Spätestens seit dem wüsten Streit über einen mittlerweile abgesagten «Gender-Tag» an der Schule Stäfa am Zürichsee dreht die Debatte im roten, ungesunden Bereich.

Gestritten wird gehässig, vornehmlich virtuell, in den sozialen Netzwerken und Kommentarspalten der Online-Medien. Aber wie die offenbar handfesten Drohungen gegenüber den Stäfner Schulbehörden und eine Solidaritätsdemo für eine Vorlesestunde von Dragqueens in Oerlikon zeigen, nimmt die Gender-Kontroverse zunehmend Einzug in die reale Welt.

Eine Meinung zum Thema der Stunde hat jeder.
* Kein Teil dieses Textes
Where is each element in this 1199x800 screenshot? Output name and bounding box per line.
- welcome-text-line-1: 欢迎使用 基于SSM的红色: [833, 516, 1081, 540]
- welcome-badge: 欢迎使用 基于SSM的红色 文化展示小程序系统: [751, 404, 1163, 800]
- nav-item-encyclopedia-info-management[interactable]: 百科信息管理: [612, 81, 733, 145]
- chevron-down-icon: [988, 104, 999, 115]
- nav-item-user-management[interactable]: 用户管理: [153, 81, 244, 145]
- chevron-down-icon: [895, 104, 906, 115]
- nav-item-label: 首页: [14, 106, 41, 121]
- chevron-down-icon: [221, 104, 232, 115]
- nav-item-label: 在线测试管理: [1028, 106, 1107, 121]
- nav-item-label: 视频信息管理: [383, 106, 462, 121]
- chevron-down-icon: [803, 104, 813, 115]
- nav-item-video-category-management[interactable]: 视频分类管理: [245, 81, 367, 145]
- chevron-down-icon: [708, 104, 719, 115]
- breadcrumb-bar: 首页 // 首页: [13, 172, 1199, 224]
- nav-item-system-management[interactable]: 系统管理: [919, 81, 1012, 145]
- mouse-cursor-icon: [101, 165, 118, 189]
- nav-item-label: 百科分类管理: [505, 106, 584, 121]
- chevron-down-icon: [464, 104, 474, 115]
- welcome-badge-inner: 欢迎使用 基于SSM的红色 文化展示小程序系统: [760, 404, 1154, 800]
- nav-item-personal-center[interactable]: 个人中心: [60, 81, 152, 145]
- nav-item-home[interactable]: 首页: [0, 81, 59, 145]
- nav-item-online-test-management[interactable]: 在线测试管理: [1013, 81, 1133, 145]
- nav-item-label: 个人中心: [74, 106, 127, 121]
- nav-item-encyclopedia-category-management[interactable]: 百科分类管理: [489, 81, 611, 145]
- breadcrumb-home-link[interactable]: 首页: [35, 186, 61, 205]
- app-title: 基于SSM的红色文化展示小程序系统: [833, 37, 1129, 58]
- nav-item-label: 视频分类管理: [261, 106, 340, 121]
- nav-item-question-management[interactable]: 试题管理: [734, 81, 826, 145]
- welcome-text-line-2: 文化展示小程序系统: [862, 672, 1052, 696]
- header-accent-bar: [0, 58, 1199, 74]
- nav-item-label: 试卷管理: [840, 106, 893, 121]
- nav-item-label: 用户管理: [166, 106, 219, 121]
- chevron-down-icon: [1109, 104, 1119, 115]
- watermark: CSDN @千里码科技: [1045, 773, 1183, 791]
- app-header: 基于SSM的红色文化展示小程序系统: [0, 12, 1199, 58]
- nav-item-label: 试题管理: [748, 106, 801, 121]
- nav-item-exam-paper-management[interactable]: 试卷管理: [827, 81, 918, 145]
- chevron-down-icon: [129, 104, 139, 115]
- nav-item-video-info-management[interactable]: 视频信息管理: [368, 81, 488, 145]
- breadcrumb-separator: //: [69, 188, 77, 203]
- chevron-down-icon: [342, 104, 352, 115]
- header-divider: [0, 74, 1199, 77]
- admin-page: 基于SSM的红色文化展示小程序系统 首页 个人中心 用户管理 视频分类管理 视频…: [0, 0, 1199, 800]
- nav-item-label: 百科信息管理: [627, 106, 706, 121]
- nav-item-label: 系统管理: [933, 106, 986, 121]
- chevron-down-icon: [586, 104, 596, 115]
Doch was man bis jetzt vermisst, und zwar schmerzlich, ist ein demokratisch legitimierter Entscheid. So wie es in der Schweiz von EU-Beitritt bis Hornkühen bei allen strittigen Themen üblich ist und in der Regel zur Versachlichung der Debatte beiträgt.
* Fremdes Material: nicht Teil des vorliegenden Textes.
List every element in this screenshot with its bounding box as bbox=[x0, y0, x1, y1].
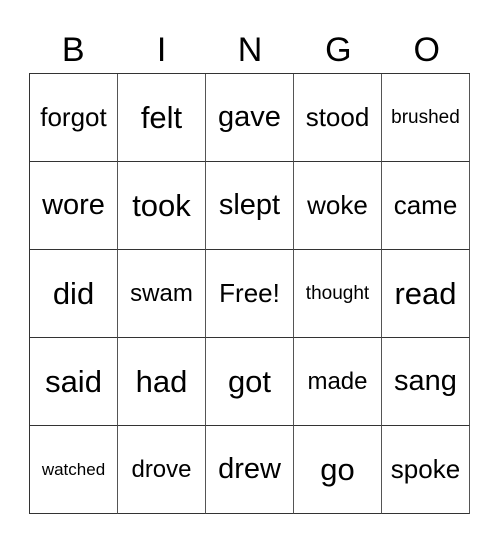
bingo-cell[interactable]: got bbox=[206, 338, 294, 426]
bingo-header: B I N G O bbox=[29, 28, 471, 72]
free-space-cell[interactable]: Free! bbox=[206, 250, 294, 338]
bingo-cell[interactable]: sang bbox=[382, 338, 470, 426]
bingo-cell[interactable]: go bbox=[294, 426, 382, 514]
header-letter-i: I bbox=[156, 31, 167, 69]
bingo-cell[interactable]: did bbox=[30, 250, 118, 338]
bingo-cell[interactable]: said bbox=[30, 338, 118, 426]
bingo-cell[interactable]: had bbox=[118, 338, 206, 426]
bingo-cell[interactable]: forgot bbox=[30, 74, 118, 162]
header-letter-n: N bbox=[237, 31, 263, 69]
bingo-cell[interactable]: slept bbox=[206, 162, 294, 250]
bingo-cell[interactable]: thought bbox=[294, 250, 382, 338]
bingo-cell[interactable]: took bbox=[118, 162, 206, 250]
bingo-cell[interactable]: wore bbox=[30, 162, 118, 250]
bingo-cell[interactable]: gave bbox=[206, 74, 294, 162]
header-letter-b: B bbox=[61, 31, 85, 69]
bingo-cell[interactable]: brushed bbox=[382, 74, 470, 162]
bingo-cell[interactable]: made bbox=[294, 338, 382, 426]
bingo-cell[interactable]: swam bbox=[118, 250, 206, 338]
bingo-cell[interactable]: drew bbox=[206, 426, 294, 514]
bingo-cell[interactable]: came bbox=[382, 162, 470, 250]
bingo-grid: forgot felt gave stood brushed wore took… bbox=[29, 73, 470, 514]
header-letter-g: G bbox=[325, 31, 352, 69]
bingo-cell[interactable]: woke bbox=[294, 162, 382, 250]
header-letter-o: O bbox=[413, 31, 440, 69]
bingo-cell[interactable]: spoke bbox=[382, 426, 470, 514]
bingo-cell[interactable]: stood bbox=[294, 74, 382, 162]
bingo-cell[interactable]: watched bbox=[30, 426, 118, 514]
bingo-cell[interactable]: drove bbox=[118, 426, 206, 514]
bingo-cell[interactable]: felt bbox=[118, 74, 206, 162]
bingo-cell[interactable]: read bbox=[382, 250, 470, 338]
Einer SVP-Politikerin ist es zu verdanken, dass ein solcher Entscheid nun in Reichweite ist – zumindest in der Stadt Zürich. Die Kantonsrätin Susanne Brunner hat am Dienstag ihre Volksinitiative «Tschüss Genderstern!» eingereicht; sie wird von einem parteiübergreifenden Komitee unterstützt.

Von der Zeitgeistwelle überrollt

Gut, gibt es diese Initiative. Sie ermöglicht – wie es der Titel erahnen lässt – den schweizweit ersten Volksentscheid zur hoch umstrittenen Gendersprache. Sie ist als Reaktion auf ein neues Sprachreglement des rot-grünen Stadtrats zu verstehen, das der Verwaltung auferlegt wurde.

Seit letztem Sommer sind deren Verlautbarungen mit Gendersternchen versehen. So sucht die Stadtpolizei in ihren Meldungen etwa «Zeug*innen»; die Stadtpräsidentin Corine Mauch wendet sich an die lieben «Zürcher*innen». Erklärtes Ziel des Stadtrats ist es, in behördlichen Texten Personen aller Geschlechter sprachlich gleichberechtigt zu behandeln: also Frauen, Männer und non-binäre Personen. Letztere sollen «sprachlich sichtbarer» werden.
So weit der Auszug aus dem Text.